Afirmar que “Avión de sopa”, de Martín Donatti, es un manifiesto generacional sería exagerar la letra impresa, darle al fragmentario friso de la narración una entidad que no ostenta. Pero también sería erróneo reducir estas páginas a una simple biografía, a la de un grupo de jóvenes que tratan de fundar una experiencia de resistencia original y revolucionaria. En un inexacto medio, en un forzado centro, “Avión de sopa” es otro testimonio de la incapacidad para torcer o hacer estallar desde dentro a un sistema opresor y denigrante, a una sociedad que promueve, desde y con sus instituciones, la disconformidad y la marginación; un orden injusto con víctimas y excluidos. También así podríamos equivocarnos al asumir como única una de las tantas lecturas que el texto habilita y acepta.
Dividido en tres capítulos, el Avión resulta una suerte de tríptico, el recorrido de un personaje colectivo –el grupo De los 7- que pasa del contorno al desafío para acabar en la esperada decepción, en la disolución del conjunto y en la repetición sin fe de un credo que se reduce a ser el santo y seña de los vencidos: “urea y un celular”. Porque el enemigo a derrotar sigue firme, en pie, intacto, sobrevive a los años: el Sr. Inc. y sus pares, y secuaces e instituciones. Los garcas, podría denominarlos haciendo eco al tono de Donatti; los que joden a los demás pero nadie consigue tocarles el culo, aunque a veces se sienta que sí, que se está cerca, que se les gana “uno a cero”. El citado fracaso de la revolución política y simbólica (de) De los 7, falla entonces desde su planteo, desde su absoluta imposibilidad. Y éste, a mi entender, es un problema “nuestro”, de los que nacimos entrados los setenta y después: podemos jugar a cambiar el mundo, a ser rebeldes, sólo sabiendo de antemano que no saldremos de lo lúdico, que no estamos dispuestos a dejarnos matar por utopías. Sin embargo, la muerte -así como el amor a una diosa-mujer, a la idealizada y profana Claudia-, también tiene su pasaje en el Avión. Un muerto (de) por la policía. Un muerto injusto, innecesario. Un muerto que aunque el grupo recuerde y reivindique como propio, como de “nuestras” filas, en la enunciación de la memoria se agota el gesto, la búsqueda de recuperar el equilibrio. “Todos somos Clemente” refuerza la pertenencia del ausente pero la acción no prosigue: ninguno va a inmolarse por una causa perdida, por una justicia que es ajena o no existe.
Y es en ese clima de injusticia –junto a otras formas de la disconformidad social- que puede identificarse el tiempo del relato: el ocaso de los noventa y los comienzos del nuevo siglo. El resto del marco se completa con la geografía venadense que se atraviesa en el nombre de sus calles, bares, edificios y territorios conflictivos y en conflicto. Venado Tuerto, “la ciudad que se hunde”, el “interior” próspero que reproduce todas las miserias urbanas sin ni un verso de bucólica poesía.
Lo que se salva, entonces, son los amigos. Y como todo canto a la amistad, la mezquindad o la cobardía de los “nuestros” está libre de juicio. Los amigos, Jeanfran, el adelantado, Franskafka, son y están y van hasta donde pueden: se embriagan, okupan, hacen música, agitan, y sus defecciones, cuando llegan, no son objeto de condenas. El valor de “ser amigo”, de pertenecer al grupo, trasciende a los actos, los anula porque en el texto de Donatti –como para su “nuestra” generación- la amistad es el principio y la columna, el lei motiv del relato de un narrador que le cuenta a sus amigos, a los suyos, pedazos de la historia compartida, conocida, que los unifica.

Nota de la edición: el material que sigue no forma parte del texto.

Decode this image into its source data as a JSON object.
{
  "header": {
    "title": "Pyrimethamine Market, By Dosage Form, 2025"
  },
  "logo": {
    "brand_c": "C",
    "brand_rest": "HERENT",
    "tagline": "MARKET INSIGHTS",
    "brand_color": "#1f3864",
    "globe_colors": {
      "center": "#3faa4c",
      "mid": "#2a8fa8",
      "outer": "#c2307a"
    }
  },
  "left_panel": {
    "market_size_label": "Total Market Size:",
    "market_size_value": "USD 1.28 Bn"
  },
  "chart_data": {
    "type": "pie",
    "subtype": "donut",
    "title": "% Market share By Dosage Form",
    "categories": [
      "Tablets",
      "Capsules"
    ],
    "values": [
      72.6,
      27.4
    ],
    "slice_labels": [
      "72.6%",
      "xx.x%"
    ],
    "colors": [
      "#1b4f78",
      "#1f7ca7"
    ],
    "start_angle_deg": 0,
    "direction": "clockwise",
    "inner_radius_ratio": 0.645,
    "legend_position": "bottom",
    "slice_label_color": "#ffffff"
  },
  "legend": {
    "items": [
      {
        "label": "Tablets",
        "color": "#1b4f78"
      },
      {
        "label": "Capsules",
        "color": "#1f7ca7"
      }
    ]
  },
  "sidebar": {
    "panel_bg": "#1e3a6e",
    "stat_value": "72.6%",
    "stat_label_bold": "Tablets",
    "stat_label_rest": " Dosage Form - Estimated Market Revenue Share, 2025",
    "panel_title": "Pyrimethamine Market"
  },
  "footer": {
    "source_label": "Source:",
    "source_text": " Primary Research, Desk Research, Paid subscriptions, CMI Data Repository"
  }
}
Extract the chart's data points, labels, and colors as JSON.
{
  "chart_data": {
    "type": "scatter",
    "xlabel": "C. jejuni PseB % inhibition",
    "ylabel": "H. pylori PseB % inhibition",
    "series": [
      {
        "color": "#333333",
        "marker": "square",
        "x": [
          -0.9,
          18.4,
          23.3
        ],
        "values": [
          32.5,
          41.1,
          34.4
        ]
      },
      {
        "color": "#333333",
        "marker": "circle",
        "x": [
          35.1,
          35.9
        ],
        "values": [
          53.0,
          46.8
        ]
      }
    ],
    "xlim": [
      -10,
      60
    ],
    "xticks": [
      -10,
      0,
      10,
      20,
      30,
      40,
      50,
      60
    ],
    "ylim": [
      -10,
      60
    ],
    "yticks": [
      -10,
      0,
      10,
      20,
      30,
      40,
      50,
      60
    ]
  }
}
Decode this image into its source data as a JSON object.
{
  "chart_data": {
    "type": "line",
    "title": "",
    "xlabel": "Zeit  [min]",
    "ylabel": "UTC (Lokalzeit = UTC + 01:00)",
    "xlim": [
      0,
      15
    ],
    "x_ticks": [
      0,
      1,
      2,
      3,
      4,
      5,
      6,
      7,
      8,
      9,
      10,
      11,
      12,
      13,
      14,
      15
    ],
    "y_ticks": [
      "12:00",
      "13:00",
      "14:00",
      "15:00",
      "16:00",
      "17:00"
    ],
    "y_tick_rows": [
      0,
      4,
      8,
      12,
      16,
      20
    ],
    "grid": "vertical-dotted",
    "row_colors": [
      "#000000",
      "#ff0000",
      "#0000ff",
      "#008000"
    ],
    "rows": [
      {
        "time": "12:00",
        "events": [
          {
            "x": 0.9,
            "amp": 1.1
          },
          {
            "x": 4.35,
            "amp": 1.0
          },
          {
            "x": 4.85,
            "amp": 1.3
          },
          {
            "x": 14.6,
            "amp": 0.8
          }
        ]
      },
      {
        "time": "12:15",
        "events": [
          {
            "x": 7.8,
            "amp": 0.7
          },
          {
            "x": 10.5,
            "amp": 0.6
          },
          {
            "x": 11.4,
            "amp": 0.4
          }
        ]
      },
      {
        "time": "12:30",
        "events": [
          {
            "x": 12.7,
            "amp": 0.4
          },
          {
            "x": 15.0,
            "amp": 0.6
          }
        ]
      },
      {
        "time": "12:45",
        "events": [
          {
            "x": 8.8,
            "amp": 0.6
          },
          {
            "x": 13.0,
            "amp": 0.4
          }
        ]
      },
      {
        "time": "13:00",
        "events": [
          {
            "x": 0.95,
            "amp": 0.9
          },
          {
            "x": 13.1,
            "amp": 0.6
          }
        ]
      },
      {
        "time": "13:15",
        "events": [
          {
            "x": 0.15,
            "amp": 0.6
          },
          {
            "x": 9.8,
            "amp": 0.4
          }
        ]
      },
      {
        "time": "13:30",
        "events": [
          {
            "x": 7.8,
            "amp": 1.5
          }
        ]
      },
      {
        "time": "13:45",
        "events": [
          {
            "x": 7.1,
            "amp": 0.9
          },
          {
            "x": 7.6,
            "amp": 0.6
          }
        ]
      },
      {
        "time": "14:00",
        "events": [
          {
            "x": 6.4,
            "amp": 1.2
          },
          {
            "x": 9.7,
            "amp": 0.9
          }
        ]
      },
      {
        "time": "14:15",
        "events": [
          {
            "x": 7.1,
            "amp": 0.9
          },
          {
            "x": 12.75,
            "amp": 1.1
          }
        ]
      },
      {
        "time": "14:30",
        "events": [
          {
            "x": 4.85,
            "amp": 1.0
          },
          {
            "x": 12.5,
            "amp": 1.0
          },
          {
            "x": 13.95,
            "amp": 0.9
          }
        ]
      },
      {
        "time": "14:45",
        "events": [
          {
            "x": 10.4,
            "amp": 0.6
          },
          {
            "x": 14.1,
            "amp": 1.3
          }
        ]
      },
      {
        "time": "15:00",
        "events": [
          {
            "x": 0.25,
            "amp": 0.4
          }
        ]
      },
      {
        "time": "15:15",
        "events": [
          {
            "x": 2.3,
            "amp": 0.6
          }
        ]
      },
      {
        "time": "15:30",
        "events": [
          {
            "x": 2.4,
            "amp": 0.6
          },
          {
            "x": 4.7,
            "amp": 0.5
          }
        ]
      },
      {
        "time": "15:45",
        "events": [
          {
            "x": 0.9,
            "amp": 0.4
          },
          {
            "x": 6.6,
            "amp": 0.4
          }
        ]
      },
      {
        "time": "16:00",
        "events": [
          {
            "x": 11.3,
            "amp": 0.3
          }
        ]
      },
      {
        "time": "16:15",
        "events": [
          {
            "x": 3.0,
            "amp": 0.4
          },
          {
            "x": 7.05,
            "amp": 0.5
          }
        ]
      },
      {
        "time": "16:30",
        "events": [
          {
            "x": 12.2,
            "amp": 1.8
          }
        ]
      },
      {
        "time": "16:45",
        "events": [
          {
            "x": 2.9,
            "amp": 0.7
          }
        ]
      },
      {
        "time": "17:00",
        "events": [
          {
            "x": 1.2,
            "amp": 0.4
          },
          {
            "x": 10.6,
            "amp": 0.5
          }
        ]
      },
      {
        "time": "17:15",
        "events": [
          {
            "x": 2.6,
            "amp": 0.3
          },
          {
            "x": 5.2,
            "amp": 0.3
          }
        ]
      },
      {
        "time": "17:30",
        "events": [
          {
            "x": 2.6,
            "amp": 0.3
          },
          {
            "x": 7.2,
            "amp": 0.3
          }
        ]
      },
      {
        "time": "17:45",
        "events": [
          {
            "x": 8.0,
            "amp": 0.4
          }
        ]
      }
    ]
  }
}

La lógica de la reseña es el recorte y, como sucede con los abordajes parciales, es mucho lo que excluyo de estas líneas. La proximidad, el vivenciar como familiar un texto, por otra parte, aumenta las concesiones habituales pero permite, y esto es una ventaja iniciática, decodificar –aunque sea erróneamente- la metáfora del título. El avión de sopa es un juego para niños y sólo vuela para entretenernos o distraernos mientras nos tragamos algo que, aunque pueda nutrirnos, nos desagrada visceralmente. La realidad de los noventa (y después) fue el estigma de “nuestra” adolescencia y primera juventud, el mal al que nos opusimos quizá sin estrategia ni fuerza… fue la sopa que tuvimos que tragarnos, “nuestra” sopa.

jueves, 2 de septiembre de 2010

Palabras como fieras

Les propongo la lectura de un relato que salió en el segundo hogar de mis cuentos, la revista Medicina y Cultura.
Va el link para los que quieran curiosear:
http://www.medicinaycultura.org.ar/43/Articulo_03.htm

Esta vez nos metemos en el terreno de la violencia doméstica y empezamos así:

"Nos dijimos cosas muy feas, terribles. Nos dijimos cosas que una vez dichas, no se tachan ni borran con otras palabras; con disculpas, con lágrimas. Nos dijimos cosas que no se dicen, de mal gusto, que lastiman. No insultos, -o sí, pero apenas- sino esas frases punzantes, selectas, personalizadas, que solamente hieren al destinatario, al que las recibe porque sabe, a pesar de que nunca se lo digan, de que pocos o casi nadie lo sepa, que el carozo de sentido, lo que las palabras dicen es, dolorosamente, cierto..."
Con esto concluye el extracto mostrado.